La Garde s'ébranle. Il prend place au milieu d'elle, droit sur sa selle.

Il est neuf heures du matin, ce lundi 19 octobre 1812.

Il quitte Moscou.

6.

Il regarde loin devant lui. Il voudrait ne pas voir, mais il aperçoit sur les bords de la route des grenadiers de sa Garde, arrêtés déjà. Et on ne marche que depuis quelques heures. Ils fouillent dans leurs sacs. Ils abandonnent des objets trop lourds. Les talus boueux sont déjà recouverts de livres aux reliures dorées, de statuettes, de robes, de tapis.

Il ne doit rien laisser apparaître de ce qu'il ressent, ni l'inquiétude, ni la rage, ni l'incertitude.

Et cependant elles le rongent. A-t-il eu raison de prendre la route du Sud, vers Kalouga, pour infliger une défaite à Koutousov ? Et où est le feld-maréchal russe ? On n'aperçoit de temps à autre, surgissant du brouillard, que des cosaques, qui tirent quelques coups de feu, donnent des coups de lance puis s'égaillent comme une nuée de mouches quand les escadrons de la Garde chargent. Mais ils ont tué ou blessé quelques hommes qui restent allongés sur la terre.

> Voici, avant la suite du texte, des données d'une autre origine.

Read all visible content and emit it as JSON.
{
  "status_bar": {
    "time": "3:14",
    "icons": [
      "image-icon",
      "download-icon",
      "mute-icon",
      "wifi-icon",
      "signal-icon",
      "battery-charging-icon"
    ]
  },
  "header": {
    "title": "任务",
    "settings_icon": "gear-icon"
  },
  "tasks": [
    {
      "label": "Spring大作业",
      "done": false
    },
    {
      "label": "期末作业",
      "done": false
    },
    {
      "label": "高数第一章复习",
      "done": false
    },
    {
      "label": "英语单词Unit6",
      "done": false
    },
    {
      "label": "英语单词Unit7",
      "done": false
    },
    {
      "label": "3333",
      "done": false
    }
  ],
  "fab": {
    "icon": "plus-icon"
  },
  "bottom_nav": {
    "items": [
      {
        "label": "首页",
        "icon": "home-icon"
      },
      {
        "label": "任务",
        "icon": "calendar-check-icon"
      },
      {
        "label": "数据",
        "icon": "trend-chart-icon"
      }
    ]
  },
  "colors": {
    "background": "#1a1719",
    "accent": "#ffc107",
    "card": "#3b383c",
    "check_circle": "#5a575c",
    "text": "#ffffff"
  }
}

Fallait-il gagner au plus vite Smolensk, où se trouvent des magasins remplis d'approvisionnements ? Cette armée a besoin de tout, de pain, de munitions, de chaussures, d'uniformes, de charpie pour les blessés.

Et si les magasins étaient vides, parce que les commissaires aux approvisionnements sont des incapables et des brigands ? Et si les troupes russes venues du sud, celle des généraux Tormasov et Tchitchakov, rejoignaient celles commandées par Wittgenstein qui descendent du nord, je serais encerclé, enfermé dans cette Russie, cependant que toute l'Europe, mon Empire se soulèverait !

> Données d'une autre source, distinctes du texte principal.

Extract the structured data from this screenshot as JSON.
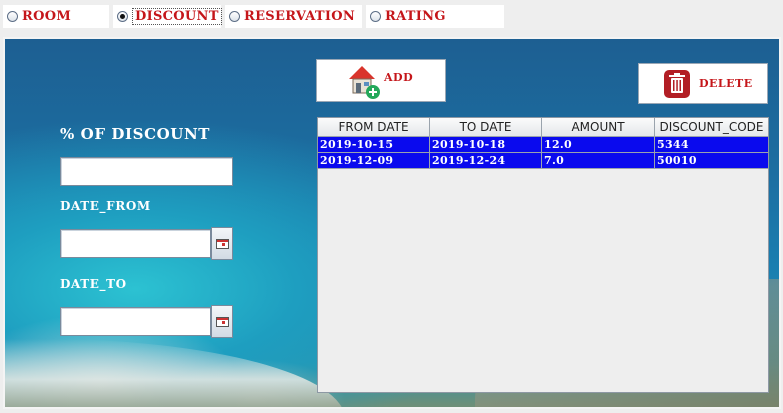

Mais il faut rester impassible, ne pas voir ces voitures qui ont déjà versé sur le côté, ces caissons d'artillerie embourbés parce que la terre est devenue une glu, que le chemin de traverse que j'ai choisi pour rejoindre la nouvelle route de Kalouga, pour échapper ainsi aux reconnaissances de Koutousov, est étroit et creusé de fondrières.

Et après les longs brouillards glacés de la matinée, les pluies de la journée, c'est le froid de la nuit qui tombe.

Les pièces du château de Troïtskoïe, la première halte de quelques heures, puis la chambre de Fominskoïe, et la maison de Borovsk, les étapes suivantes sont sales, gelées et humides. Napoléon ordonne qu'on brûle les voitures qui ne peuvent plus avancer. Il voit des soldats qui dépècent des chevaux. Certains grenadiers plongent leurs bras, leur tête même, dans le ventre ouvert de la bête pour y chercher le foie, fouillant dans les entrailles. D'autres remplissent des seaux avec le sang, qu'ils boiront chaud.

Il ne peut pas ne pas remarquer cela, lire sur les visages de Caulaincourt, de Rapp, de Berthier, d'Eugène, de Lauriston l'angoisse. Ils l'entourent et le questionnent des yeux.

Il prend Caulaincourt par le bras.

- Je vois qu'il sera indispensable que je me rapproche de mes réserves, dit-il. Car j'aurai beau chasser Koutousov et lui faire évacuer Kalouga et ses retranchements, les cosaques gêneront toujours mes communications.

Caulaincourt approuve et, d'une voix altérée, évoque le climat qui va changer, la neige et le froid qui vont venir, et ces mouvements de paysans, de partisans, que signalent les courriers lorsqu'ils arrivent. Tout le pays, jusqu'à la frontière du grand-duché de Varsovie, est en train de se soulever. On ne peut plus fourrager sans risque. Les estafettes sont attaquées. On tue les soldats isolés. Des rumeurs se répandent. Les paysans empalent leurs prisonniers ou bien les jettent dans des récipients d'eau ou d'huile bouillantes.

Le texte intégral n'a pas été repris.